There are 2 green toilet tents which stand side by side. The ‘door’ consists of an extremely temperamental, ice-cold metal zipper which is in constant need of repair due to the beating it gets from the wind - generally stuck ‘in the middle‘ leaving a gaping hole both above and below and providing he patron with a full view of the camp…. And the camp with a full view of the patron.
Inside of the toilet tent is a blue barrel, about knee height, ceremoniously toped with a circular plastic toilet seat. The topic of a considerable amount of debate (and much confusion) has been why the ’toilet’ is in the very ‘front’ section of the toilet tent, leaving about 2-feet of unused prime real estate at the back - an area which has since been used to throw discarded toilet paper rolls. This means that for the 90% of the team with long legs, the patron is left to sit on the throne with feet and knees protruding through the zippered entrance.
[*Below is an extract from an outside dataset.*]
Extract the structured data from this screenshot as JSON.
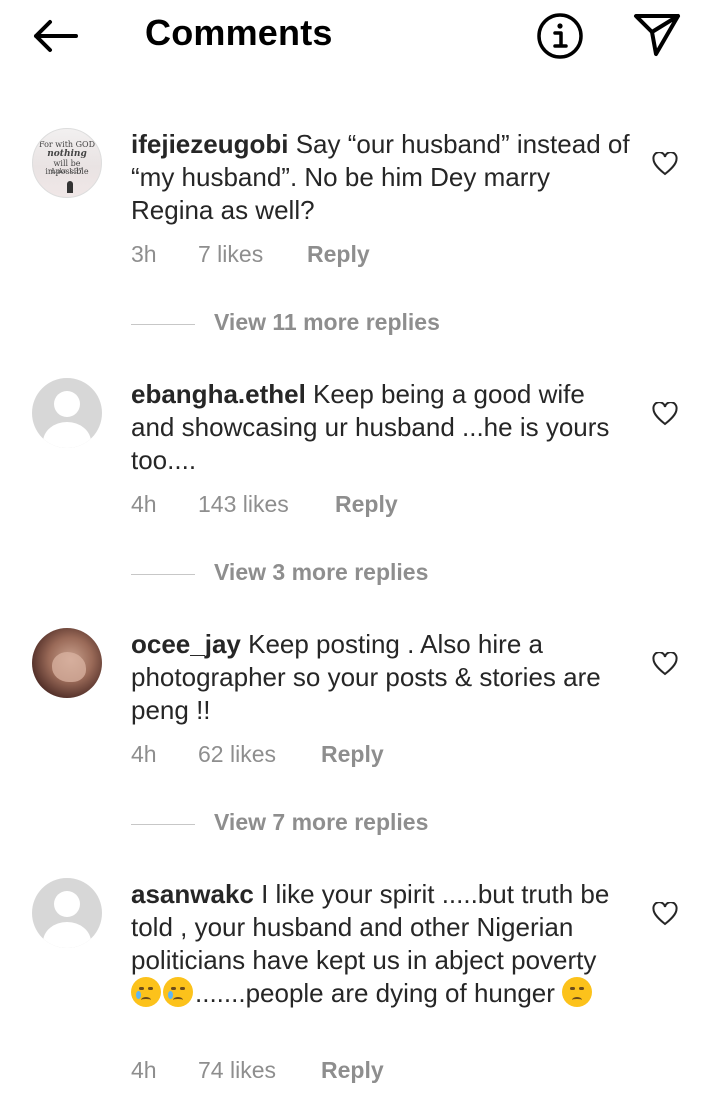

An architectural problem also exists with this set-up such that one of the main structural cold, aluminium poles is in the middle of the entrance, meaning that you have to ‘straddle’ it with your knees. A particularly uncomfortable position when the temperature drops below freezing and frostbite is imminent. Another structural problem is the short proximity between the toilet and the zipper. When the patron is left to zip-up and zip-down the entrance, his/her nose is effectively pressed against the cold zipper teeth.
Toilet Tent rules have been established:
1. “Number Two’s Only”
2. Always bring your own toilet paper
3. Avoid the toilet tent during periods of peak sunlight and heat - primarily between 11am - 2pm when temperatures soar to 36 degrees and the toilet becomes a festering sauna.
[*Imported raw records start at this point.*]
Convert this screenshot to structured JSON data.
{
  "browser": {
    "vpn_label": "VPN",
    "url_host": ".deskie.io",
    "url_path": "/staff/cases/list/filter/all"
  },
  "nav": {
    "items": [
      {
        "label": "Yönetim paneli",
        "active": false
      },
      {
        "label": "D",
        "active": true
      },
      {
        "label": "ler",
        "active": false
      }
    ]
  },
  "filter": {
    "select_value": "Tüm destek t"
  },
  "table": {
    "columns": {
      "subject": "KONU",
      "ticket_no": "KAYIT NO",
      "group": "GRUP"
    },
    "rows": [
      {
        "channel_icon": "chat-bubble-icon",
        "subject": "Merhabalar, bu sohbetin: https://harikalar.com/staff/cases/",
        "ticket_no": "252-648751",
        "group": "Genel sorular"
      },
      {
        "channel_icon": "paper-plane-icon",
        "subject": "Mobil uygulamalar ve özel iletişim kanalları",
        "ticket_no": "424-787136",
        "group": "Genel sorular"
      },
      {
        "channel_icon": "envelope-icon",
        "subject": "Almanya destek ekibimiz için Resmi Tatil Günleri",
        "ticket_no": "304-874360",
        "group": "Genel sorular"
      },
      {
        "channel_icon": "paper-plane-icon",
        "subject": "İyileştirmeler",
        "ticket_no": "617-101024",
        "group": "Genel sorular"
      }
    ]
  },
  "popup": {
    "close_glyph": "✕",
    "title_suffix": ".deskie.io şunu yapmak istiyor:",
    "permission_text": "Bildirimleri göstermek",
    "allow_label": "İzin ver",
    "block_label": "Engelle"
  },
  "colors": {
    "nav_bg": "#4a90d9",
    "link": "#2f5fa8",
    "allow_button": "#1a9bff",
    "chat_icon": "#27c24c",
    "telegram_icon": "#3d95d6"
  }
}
4. Avoid the tent during high winds5. Avoid when ‘spires’ form and the change of barrel is past due
6. Avoid after certain team members (who shall remain nameless)
Advanced Base Camp
Given that ABC is the highest base camp in the world, the lengths taken to ensure comfort when nature calls are quite commendable. The main design of the toilet tents are all that can be criticized as one can not expect anything more than a hole in the ground at this altitude. With the wind rushing down the North Col as if driven by a jet propelled engine it’s no wonder that most early morning trips to the loo reveal a pile of blue tarp and mixed with aluminium rods looking as if it had fallen from the sky like a scene from the Wizard of Oz.
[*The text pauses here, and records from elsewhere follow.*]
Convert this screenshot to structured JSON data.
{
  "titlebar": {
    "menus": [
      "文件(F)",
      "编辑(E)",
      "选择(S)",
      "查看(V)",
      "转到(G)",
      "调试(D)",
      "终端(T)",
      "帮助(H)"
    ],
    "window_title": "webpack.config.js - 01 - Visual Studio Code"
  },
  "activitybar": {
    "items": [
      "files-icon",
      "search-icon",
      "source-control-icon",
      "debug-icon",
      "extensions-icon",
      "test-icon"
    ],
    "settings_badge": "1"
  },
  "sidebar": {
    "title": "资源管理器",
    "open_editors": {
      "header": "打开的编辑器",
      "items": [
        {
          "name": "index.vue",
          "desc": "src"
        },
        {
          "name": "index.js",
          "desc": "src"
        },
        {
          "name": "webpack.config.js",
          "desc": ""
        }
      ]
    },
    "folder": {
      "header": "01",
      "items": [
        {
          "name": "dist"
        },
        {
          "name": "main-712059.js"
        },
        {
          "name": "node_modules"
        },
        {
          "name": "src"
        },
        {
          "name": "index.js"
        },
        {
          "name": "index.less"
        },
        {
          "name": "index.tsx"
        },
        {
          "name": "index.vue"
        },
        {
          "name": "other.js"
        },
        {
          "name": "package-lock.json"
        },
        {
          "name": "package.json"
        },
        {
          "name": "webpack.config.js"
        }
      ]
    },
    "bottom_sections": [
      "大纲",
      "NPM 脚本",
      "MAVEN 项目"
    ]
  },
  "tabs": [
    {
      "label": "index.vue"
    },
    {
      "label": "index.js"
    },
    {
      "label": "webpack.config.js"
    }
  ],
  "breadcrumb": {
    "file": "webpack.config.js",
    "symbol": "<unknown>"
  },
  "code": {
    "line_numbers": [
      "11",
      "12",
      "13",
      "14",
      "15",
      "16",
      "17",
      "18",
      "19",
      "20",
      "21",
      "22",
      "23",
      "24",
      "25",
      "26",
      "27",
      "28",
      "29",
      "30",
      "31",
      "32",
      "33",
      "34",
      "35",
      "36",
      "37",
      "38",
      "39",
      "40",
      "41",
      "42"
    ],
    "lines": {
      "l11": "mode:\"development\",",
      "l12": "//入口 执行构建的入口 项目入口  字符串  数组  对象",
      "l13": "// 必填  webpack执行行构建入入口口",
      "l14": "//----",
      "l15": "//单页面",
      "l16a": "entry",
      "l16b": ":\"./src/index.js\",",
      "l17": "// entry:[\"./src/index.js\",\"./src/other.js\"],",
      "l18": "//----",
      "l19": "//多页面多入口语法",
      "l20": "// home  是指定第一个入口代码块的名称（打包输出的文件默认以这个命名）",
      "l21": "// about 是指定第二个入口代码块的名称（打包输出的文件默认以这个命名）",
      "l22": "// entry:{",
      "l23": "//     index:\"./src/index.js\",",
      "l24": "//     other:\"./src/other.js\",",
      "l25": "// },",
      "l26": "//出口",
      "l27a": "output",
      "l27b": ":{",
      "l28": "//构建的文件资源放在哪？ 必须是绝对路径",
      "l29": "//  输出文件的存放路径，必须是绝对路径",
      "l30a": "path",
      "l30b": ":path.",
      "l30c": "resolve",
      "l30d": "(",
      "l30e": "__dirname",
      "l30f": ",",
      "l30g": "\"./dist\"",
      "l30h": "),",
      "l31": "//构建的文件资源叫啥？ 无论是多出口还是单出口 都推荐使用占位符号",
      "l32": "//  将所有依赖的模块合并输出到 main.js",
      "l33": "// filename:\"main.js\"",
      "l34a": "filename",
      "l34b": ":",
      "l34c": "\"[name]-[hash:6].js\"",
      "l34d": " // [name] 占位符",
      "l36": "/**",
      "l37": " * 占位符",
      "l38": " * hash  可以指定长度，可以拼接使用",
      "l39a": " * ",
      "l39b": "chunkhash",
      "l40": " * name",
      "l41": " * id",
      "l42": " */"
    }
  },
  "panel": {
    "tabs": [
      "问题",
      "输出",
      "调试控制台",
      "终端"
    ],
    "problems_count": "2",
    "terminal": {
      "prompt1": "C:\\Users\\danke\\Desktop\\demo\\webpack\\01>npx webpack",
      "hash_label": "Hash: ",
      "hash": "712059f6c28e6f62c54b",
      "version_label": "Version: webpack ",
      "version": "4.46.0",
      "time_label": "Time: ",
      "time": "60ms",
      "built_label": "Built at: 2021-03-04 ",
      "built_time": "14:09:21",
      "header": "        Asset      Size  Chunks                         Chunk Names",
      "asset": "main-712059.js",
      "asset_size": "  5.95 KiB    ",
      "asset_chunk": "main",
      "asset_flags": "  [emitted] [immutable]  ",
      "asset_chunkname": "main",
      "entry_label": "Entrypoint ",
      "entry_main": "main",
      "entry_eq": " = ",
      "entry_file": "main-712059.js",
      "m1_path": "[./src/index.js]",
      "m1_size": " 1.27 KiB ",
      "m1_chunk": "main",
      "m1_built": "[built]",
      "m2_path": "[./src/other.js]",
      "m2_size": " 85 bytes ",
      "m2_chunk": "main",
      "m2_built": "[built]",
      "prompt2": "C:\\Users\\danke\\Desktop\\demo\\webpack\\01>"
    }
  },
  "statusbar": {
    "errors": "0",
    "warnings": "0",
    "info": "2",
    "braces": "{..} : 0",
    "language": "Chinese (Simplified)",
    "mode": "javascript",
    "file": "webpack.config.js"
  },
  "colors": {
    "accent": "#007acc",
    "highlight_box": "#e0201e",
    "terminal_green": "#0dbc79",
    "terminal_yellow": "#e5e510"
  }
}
Few Everest experiences could be more disturbing than to be in the toilet tent during the time of collapse. The pit is an abyss one wouldn’t want to fall into.
Higher Up
It’s worth noting that this entry is speculative and based only on the imaginations of 20 bored, acclimatising climbers with vivid imaginations. Our next camp after ABC is just over 7000m where toilet tents are but a distant memory. A gaping blue cravasse bordered by two flat stones provides the ’positioning’ for a journey to the centre of the earth. An experience not for the faint of heart. Higher up it’s every man for himself which has prompted several nervous (or wise?!) souls to resort to Imodium flavoured boil in a bag meals.
Whatever we discover, it will, undoubtedly continue to be the subject of much discussion and debate. Ultimately however, we will have much greater things to worry about.